Mesmer became quite a
celebrity amongst fashionable Paris society using what he called 'Animal
Magnetism' to treat all sorts of conditions.
He believed that illness
resulted in an imbalance in the body's natural magnetism and that
balance could be restored by using his techniques. What Mesmer was doing
did in fact contain many elements of modern Hypnotherapy, using trance
states and suggestion enable his patients to tap into the power and resources
of their unconscious mind to gain relief from their symptoms. Of course
Mesmer himself was completely unaware of the concept of the unconscious
(or sub-conscious) mind and the only lasting reminder of Mesmer's work is
the word 'mesmeric'.
It was in the 19th century
that the concept of the unconscious was first postulated by the pioneer
of psychotherapy Sigmund Freud. Freud's revolutionary ideas gave us the
concept of the unconscious mind and its function that we know today.
Freud also experimented with Hypnosis to uncover repressed memories
during psychotherapy sessions.
It was a Scottish doctor
working in Manchester, by the name of James Braid who gave us the word
Hypnosis (he also gave us the famous swinging pocket watch). Braid was a
another pioneer of Hypnotherapy and from his observations he equated the
trance state with sleep- hence his use of the Greek word for sleep Hypnos
as the root for his new word. Unfortunately in the 19th century Dr.
Braid did not have access to the technology to be able to observe
brainwaves and thus recognise trance as something other than sleep or we
might now have a different name for what we know as Hypnosis.
Another Scotsman, a surgeon,
James Esdaile also pioneered the use of Hypnosis in his medical work.

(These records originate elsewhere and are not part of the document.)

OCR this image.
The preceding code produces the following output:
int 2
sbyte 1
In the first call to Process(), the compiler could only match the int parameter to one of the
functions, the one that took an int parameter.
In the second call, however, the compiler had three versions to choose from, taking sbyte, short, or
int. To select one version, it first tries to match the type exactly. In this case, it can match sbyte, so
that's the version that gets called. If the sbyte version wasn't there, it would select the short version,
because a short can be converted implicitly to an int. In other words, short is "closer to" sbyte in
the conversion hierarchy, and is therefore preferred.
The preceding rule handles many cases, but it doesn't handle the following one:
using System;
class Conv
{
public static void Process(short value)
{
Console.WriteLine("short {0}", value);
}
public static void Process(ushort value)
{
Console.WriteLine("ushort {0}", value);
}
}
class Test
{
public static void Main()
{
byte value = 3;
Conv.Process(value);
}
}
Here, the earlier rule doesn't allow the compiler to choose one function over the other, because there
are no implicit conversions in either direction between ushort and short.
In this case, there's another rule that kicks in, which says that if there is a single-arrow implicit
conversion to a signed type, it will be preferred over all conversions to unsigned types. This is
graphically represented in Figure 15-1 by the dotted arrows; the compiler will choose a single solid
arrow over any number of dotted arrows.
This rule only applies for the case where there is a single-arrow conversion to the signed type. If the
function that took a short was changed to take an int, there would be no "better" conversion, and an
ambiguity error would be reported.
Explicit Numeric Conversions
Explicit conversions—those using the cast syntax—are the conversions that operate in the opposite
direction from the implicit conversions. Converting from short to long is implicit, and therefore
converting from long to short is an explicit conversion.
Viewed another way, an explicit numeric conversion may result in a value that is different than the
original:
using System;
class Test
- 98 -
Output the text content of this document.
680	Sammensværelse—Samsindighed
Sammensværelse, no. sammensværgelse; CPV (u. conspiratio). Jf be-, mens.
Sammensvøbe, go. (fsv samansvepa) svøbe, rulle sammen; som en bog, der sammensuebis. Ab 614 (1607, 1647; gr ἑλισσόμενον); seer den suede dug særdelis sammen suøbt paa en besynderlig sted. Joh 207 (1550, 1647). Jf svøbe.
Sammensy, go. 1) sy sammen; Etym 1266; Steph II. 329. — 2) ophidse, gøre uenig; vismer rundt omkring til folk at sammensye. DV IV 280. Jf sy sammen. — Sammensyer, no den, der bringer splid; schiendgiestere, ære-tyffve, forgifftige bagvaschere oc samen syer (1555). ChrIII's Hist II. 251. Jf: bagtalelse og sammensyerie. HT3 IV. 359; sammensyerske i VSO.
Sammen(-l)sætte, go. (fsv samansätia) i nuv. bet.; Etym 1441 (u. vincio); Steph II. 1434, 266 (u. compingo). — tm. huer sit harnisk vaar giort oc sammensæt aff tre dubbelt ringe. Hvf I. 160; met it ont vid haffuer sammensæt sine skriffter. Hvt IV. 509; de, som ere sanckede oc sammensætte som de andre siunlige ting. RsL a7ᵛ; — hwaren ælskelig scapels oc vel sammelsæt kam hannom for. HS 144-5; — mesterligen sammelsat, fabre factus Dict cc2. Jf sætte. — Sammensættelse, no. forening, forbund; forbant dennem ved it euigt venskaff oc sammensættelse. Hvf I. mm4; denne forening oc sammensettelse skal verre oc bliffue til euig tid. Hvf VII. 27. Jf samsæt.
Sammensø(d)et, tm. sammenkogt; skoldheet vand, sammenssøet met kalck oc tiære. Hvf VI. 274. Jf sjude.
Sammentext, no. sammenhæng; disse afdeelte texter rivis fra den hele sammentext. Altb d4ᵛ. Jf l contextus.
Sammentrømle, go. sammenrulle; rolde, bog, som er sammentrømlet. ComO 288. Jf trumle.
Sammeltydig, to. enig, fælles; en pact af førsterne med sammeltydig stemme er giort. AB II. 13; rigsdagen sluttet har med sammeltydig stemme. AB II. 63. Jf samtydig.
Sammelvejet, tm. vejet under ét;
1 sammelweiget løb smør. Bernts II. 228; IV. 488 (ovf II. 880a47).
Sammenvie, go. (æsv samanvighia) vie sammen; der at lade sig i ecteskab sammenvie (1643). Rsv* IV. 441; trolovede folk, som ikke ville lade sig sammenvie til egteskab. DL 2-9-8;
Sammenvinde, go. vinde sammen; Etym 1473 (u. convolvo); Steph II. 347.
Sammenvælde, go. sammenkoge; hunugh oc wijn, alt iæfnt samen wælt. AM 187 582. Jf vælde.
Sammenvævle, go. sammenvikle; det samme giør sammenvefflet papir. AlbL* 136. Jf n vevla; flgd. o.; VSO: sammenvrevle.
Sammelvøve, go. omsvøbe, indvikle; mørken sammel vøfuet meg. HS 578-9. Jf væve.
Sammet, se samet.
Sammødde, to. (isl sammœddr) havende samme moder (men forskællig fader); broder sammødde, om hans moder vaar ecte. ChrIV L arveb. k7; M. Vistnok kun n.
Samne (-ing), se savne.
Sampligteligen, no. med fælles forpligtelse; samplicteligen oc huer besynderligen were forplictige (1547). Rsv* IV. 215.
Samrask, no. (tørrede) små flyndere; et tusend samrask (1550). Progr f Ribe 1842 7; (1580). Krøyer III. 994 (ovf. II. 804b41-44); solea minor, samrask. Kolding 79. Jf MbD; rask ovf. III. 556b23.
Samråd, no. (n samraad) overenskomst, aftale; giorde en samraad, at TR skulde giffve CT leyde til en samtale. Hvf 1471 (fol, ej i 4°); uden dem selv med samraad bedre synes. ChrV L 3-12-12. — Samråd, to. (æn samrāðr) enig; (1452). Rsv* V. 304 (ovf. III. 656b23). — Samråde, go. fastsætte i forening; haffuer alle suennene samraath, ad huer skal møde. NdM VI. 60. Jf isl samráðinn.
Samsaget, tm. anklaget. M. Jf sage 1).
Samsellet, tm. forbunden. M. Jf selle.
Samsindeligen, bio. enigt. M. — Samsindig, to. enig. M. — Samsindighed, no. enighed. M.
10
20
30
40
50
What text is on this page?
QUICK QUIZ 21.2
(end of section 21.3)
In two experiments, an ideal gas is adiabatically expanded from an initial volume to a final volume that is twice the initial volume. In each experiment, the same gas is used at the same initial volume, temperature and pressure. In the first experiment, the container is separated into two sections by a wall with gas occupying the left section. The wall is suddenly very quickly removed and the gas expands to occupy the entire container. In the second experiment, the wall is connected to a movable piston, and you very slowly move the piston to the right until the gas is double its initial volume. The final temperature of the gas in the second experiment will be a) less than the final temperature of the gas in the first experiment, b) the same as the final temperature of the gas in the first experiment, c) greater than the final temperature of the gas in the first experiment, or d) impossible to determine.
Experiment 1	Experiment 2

Esdaile was working before the discovery of chemical anaesthetics when
surgery was brutal, painful and traumatic. Esdaile discovered that some
of his patients could be 'mesmerised' into such a deep state of trance
that he could perform even quite extreme surgical procedures such as
amputations without pain. He is reputed to have performed over 250
operations using this technique.
The 20th century
With the introduction of
effective anaesthetics, the wider availability of therapeutic drugs and
the improvements in surgical procedures at the beginning of the century
the work of Esdaile and Braid was largely forgotten. Hypnosis and its
therapeutic benefits now fell mainly into the realm of Psychology,
Psychiatry and Neurology.
A resurgence of interest in
the use of Hypnotherapy came during and immediately after WW1 when it
was used to help in treating men with 'Shell Shock' or 'Post-Traumatic
Stress'. By the outbreak of WW2 this condition was much better
understood and again Hypnotherapy was used as a treatment as it was
later in the century in the wake of the Vietnam War.
In the 40's, 50's and 60's
new theories and discoveries in many areas of psychology such as
psychotherapy, psychoanalysis and behavioural psychology were combined with Hypnosis to give us what we now know as Hypnotherapy.
In 1955 the
British Medical Association (BMA) recognised Hypnotherapy as a valid
form of treatment and subsequently allowed it to be taught in medical schools.